Rotary International hopes for increased engagement with Myanmar


CUTLINE FOR PHOTO: From left to right, Rotary Foundation Chair Paul Netzel, Rotary Club Yangon assistant gov. Martin Pun and Rotary Club Yangon president Sy Wann. Photo: Rotary Club of Central Yangon

On his second visit to Myanmar, Rotary Foundation Chair Paul Netzel spoke on Saturday at the Chatrium Hotel to express his hopes for what the country can accomplish through better engagement with Rotary International, a service organisation with a membership of 1.2 million spanning more than 200 countries.

As the organisation's second-highest ranking official, Netzel is concluding a trip around the world meeting with local clubs from Italy to Hong Kong before appearing before several dozen members of the Rotary Club of Yangon and Rotary Club of Central Yangon – currently the only chartered Rotary groups active in Myanmar.

“Just talking with the young people, what you are doing to role-model for them here in Myanmar, it will build a relationship throughout your great country, and it motivates Rotarians in other places,” Netzel said.

A previous iteration of the group in Myanmar, known as the Rangoon Club, was thrown out of the country by the ruling military junta in 1977. Following negotiations with the government facilitated by longtime-Rotarian J.T. Warring – who has been involved in Rotary-sponsored water management systems projects in Myanmar for more than a decade – the Rotary Club of Yangon became a chartered member in 2014.

In addition to speaking at a Yangon international school about getting young people involved in Rotary's Interact program, Netzel had the chance to meet with a deputy to the Minister of Health on Saturday morning to speak about challenges facing Myanmar – specifically its efforts to stay polio-free.

Although the minister himself was unable to attend, Netzel said the meeting was a productive one and hopes to see a national committee of Rotarians formed to work effectively with the government on critical public health issues.

“This is what's worked successfully in other countries, especially those that have had real challenges in the eradication process, to have a national advisory committee to meet with the health ministry's officials, WHO, UNICEF and so forth,” Netzel said.

Alongside its extensive engagement in areas like clean drinking water, access to education, humanitarian grants and micro-finance, the 101-year-old Rotary Foundation has played a pivotal role in global polio eradication.

With around 1,000 cases of crippling poliovirus infection recorded daily in 1988, many saw little hope for the goal of total eradication and the unprecedented vaccination effort that has grown to become the single largest internationally-coordinated public health initiative in history.

Currently driven by five core partners – Rotary International, WHO, CDC, UNICEF and the Bill and Melinda Gates Foundation – the Global Polio Eradication Initiative launched 30 years ago has helped to immunize more than 2.5 billion children and has resulted in a 99 percent drop in the number of infections worldwide.  

While Myanmar was declared polio-free in 2007, the re-emergence of a rare strain of the virus in 2011 was a harsh reminder of the need to be constantly vigilant.
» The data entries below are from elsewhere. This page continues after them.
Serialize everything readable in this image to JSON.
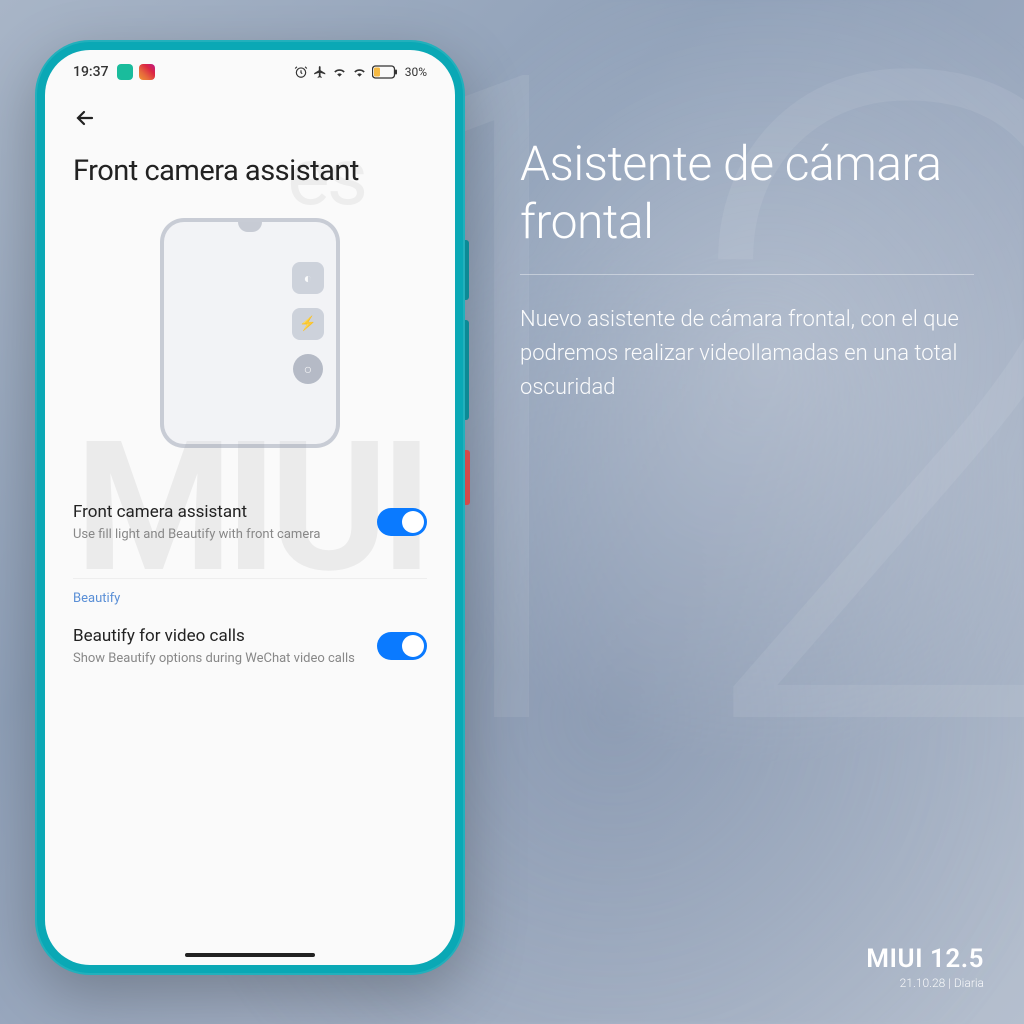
{
  "promo": {
    "title": "Asistente de cámara frontal",
    "description": "Nuevo asistente de cámara frontal, con el que podremos realizar videollamadas en una total oscuridad"
  },
  "footer": {
    "brand": "MIUI 12.5",
    "build": "21.10.28 | Diaria"
  },
  "status_bar": {
    "time": "19:37",
    "battery_percent": "30%"
  },
  "page": {
    "title": "Front camera assistant"
  },
  "settings": {
    "main": {
      "title": "Front camera assistant",
      "desc": "Use fill light and Beautify with front camera",
      "enabled": true
    },
    "section_label": "Beautify",
    "beautify": {
      "title": "Beautify for video calls",
      "desc": "Show Beautify options during WeChat video calls",
      "enabled": true
    }
  },
  "watermark": "MIUIes"
}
In his speech, Netzel noted the ways that obstacles to mass immunization in the country as a result of long-running conflicts make greater cooperation imperative.

With Rotary International's proven track record helping to tackle massive public health issues, Netzel said that he hopes to one day see a network of Rotary clubs engaging with communities across Myanmar.

“He learned a lot about what we're doing as new clubs, and we also learned from him the greater things we can do in terms of lessons learned from other countries,” RCY president Sy Wann said. “It opened up many new possibilities and it gave us a lot more homework as well.”

When RCY assistant governor Martin Pun had a chance to take the stage, he congratulated Netzel on being a “Rotarian who attended a hundred percent for 50 consecutive years.”